Enfin c'est ce que l'on disait.
# Voyons voir ce que cela donne... !? #
Comme la dernière fois, elle courut – difficilement – jusqu'à l'un des abords si escarpés de l'Olympe qu'il était impossible à escalader. Il n'y avait nul temple et prêtresse de ce côté, du coup. Enora mobilisa fortement son pouvoir, cette ascension lui demanderait beaucoup d'énergie. Ca ne manqua pas, au bout de plusieurs longues minutes, elle commençait déjà à se sentir épuisée. Forçant sur son esprit elle parvint à accélérer afin de se retrouver plus vite en haut de cette impossible montagne.
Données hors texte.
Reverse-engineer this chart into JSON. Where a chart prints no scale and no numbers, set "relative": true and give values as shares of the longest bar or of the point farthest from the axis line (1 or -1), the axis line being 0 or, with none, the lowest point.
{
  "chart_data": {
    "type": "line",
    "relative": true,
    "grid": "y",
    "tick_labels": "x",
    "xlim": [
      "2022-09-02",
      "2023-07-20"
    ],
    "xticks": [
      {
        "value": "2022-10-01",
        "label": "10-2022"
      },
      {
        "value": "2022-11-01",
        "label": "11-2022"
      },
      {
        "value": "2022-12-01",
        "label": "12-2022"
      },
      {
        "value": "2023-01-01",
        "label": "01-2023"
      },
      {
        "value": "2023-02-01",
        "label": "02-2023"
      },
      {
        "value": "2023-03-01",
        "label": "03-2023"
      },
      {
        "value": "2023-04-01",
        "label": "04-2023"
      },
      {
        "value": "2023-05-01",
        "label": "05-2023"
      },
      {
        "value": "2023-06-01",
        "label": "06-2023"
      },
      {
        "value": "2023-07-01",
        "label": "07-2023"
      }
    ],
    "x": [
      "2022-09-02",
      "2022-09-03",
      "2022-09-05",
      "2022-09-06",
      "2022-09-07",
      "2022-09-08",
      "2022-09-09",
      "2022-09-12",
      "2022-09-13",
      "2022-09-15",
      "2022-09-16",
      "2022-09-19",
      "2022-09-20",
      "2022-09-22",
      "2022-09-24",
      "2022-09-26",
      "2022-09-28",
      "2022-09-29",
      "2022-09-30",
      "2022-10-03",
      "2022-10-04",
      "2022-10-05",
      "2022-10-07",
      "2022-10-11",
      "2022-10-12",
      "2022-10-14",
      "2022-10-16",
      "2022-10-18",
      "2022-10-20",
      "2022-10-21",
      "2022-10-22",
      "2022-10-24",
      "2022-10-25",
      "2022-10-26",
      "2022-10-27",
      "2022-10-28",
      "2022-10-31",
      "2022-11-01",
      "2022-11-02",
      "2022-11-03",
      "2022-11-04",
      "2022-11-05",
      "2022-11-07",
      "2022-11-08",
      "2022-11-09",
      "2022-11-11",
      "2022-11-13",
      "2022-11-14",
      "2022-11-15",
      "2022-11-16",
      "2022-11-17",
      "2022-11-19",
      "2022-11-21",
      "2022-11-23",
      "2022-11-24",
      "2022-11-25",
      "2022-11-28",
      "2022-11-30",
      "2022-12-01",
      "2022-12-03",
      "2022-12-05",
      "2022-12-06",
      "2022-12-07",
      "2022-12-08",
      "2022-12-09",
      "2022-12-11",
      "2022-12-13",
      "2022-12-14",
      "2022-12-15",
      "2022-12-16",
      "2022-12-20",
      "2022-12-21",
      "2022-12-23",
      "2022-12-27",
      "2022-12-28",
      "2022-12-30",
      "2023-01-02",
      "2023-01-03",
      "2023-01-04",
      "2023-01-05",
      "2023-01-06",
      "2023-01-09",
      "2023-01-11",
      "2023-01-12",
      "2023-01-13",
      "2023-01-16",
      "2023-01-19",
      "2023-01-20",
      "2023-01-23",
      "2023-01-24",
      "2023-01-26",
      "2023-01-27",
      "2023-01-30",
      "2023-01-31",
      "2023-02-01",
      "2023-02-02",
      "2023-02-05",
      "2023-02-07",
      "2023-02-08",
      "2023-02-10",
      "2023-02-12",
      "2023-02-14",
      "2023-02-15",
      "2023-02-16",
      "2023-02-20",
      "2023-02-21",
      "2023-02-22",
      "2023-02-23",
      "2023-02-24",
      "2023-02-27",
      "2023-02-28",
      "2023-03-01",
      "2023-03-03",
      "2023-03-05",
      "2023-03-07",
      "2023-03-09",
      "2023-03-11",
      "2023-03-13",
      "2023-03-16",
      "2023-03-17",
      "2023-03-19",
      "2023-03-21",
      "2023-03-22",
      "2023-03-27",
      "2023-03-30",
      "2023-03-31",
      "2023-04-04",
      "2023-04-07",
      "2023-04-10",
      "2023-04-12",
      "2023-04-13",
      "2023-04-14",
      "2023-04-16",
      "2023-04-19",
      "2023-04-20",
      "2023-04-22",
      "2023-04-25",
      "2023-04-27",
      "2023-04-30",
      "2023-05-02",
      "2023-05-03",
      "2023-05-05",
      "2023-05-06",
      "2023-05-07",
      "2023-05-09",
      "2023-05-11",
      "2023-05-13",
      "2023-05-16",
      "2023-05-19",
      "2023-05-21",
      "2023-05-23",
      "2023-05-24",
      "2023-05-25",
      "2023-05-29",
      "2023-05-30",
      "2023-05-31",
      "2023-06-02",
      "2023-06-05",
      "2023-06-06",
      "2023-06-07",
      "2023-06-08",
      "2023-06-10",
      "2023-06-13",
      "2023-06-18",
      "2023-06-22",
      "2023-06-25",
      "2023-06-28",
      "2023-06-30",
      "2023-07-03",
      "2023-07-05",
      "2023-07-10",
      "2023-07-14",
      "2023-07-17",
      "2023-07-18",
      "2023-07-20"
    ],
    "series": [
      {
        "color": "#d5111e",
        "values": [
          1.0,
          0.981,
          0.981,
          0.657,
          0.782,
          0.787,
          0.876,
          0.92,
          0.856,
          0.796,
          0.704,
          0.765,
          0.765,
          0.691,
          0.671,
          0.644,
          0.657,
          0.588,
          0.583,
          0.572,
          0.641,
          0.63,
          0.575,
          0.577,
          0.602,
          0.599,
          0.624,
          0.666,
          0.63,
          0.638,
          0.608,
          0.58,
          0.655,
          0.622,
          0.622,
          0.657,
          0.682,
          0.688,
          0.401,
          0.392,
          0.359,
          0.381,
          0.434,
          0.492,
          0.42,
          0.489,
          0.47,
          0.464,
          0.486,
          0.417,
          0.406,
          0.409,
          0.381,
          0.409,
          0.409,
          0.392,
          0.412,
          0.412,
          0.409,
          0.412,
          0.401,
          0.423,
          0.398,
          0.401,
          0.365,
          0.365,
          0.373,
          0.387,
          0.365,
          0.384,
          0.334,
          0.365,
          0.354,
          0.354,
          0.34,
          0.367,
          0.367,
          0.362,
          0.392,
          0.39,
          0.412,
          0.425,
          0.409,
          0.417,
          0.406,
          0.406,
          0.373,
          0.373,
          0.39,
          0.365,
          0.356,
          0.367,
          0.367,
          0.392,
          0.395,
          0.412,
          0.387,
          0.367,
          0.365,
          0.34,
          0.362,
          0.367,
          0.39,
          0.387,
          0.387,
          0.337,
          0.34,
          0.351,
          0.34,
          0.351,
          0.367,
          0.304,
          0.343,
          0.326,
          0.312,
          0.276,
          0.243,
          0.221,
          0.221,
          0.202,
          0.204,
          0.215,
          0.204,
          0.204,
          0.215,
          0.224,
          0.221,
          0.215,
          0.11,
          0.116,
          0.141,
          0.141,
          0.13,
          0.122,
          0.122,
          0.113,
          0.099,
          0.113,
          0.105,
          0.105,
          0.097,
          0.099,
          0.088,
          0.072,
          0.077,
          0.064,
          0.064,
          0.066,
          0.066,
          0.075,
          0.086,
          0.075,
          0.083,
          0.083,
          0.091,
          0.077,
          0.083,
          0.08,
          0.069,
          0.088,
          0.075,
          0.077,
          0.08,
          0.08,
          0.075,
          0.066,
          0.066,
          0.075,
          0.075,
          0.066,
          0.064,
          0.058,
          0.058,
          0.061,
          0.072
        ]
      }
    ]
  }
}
Elle se laissa lourdement retomber sur le sol d'une cours intérieure de ce que formait cette mini-ville, mini-palais.
Elle rampa jusqu'à un des piliers contre lequel elle s'appuya le temps de recouvrer un peu ses forces. A quelques mètres derrière elle, dans une autre cours, en contrebas, elle parvenait à capter deux voix. L'une était sans aucun doute celle d'un jeune homme, l'autre, sans erreur possible non plus, celle d'un vieil homme : sans doute le gamin et Morphée !
Elle ne pensait pas les trouver si facilement !
Elle se laissa doucement glisser et, se faufilant entre plantes, statues et colonnes, atteint bientôt le lieu des retrouvailles entre le maître et l'élève. Le garçon avait une allure amusante, celle d'un jeune homme turbulent. Semblant rechigner à tout ce que pouvait dire son maître..
La leçon devait s'achever, le veux Morphée se levait, rabrouant une ultime fois le nouveau dieu, il s'éloigna... Le fils d'Hera ne se fit pas prier pour manifester son agacement en rapport avec son maître en mimant d'insultantes grimaces qui tirèrent un sourire à Enora. Il ramassa mollement ses affaires – des cahiers, des livres parmi lesquels elle distingua L'Iliade et L'Odyssée du poète Homère, l'enseignement n'évoluait guère, donc.
Elle le suivit discrètement jusqu'à ce qui semblait être sa chambre. Elle contourna le palais pour entrer par la fenêtre afin qu'il ne la voit pas. Il s'était laissé tomber sur le lit avec un lourd soupir. Enora se pencha en avant pour mieux le voir. Au même moment il rouvrit les yeux et hurla en découvrant l'intruse, à la fenêtre.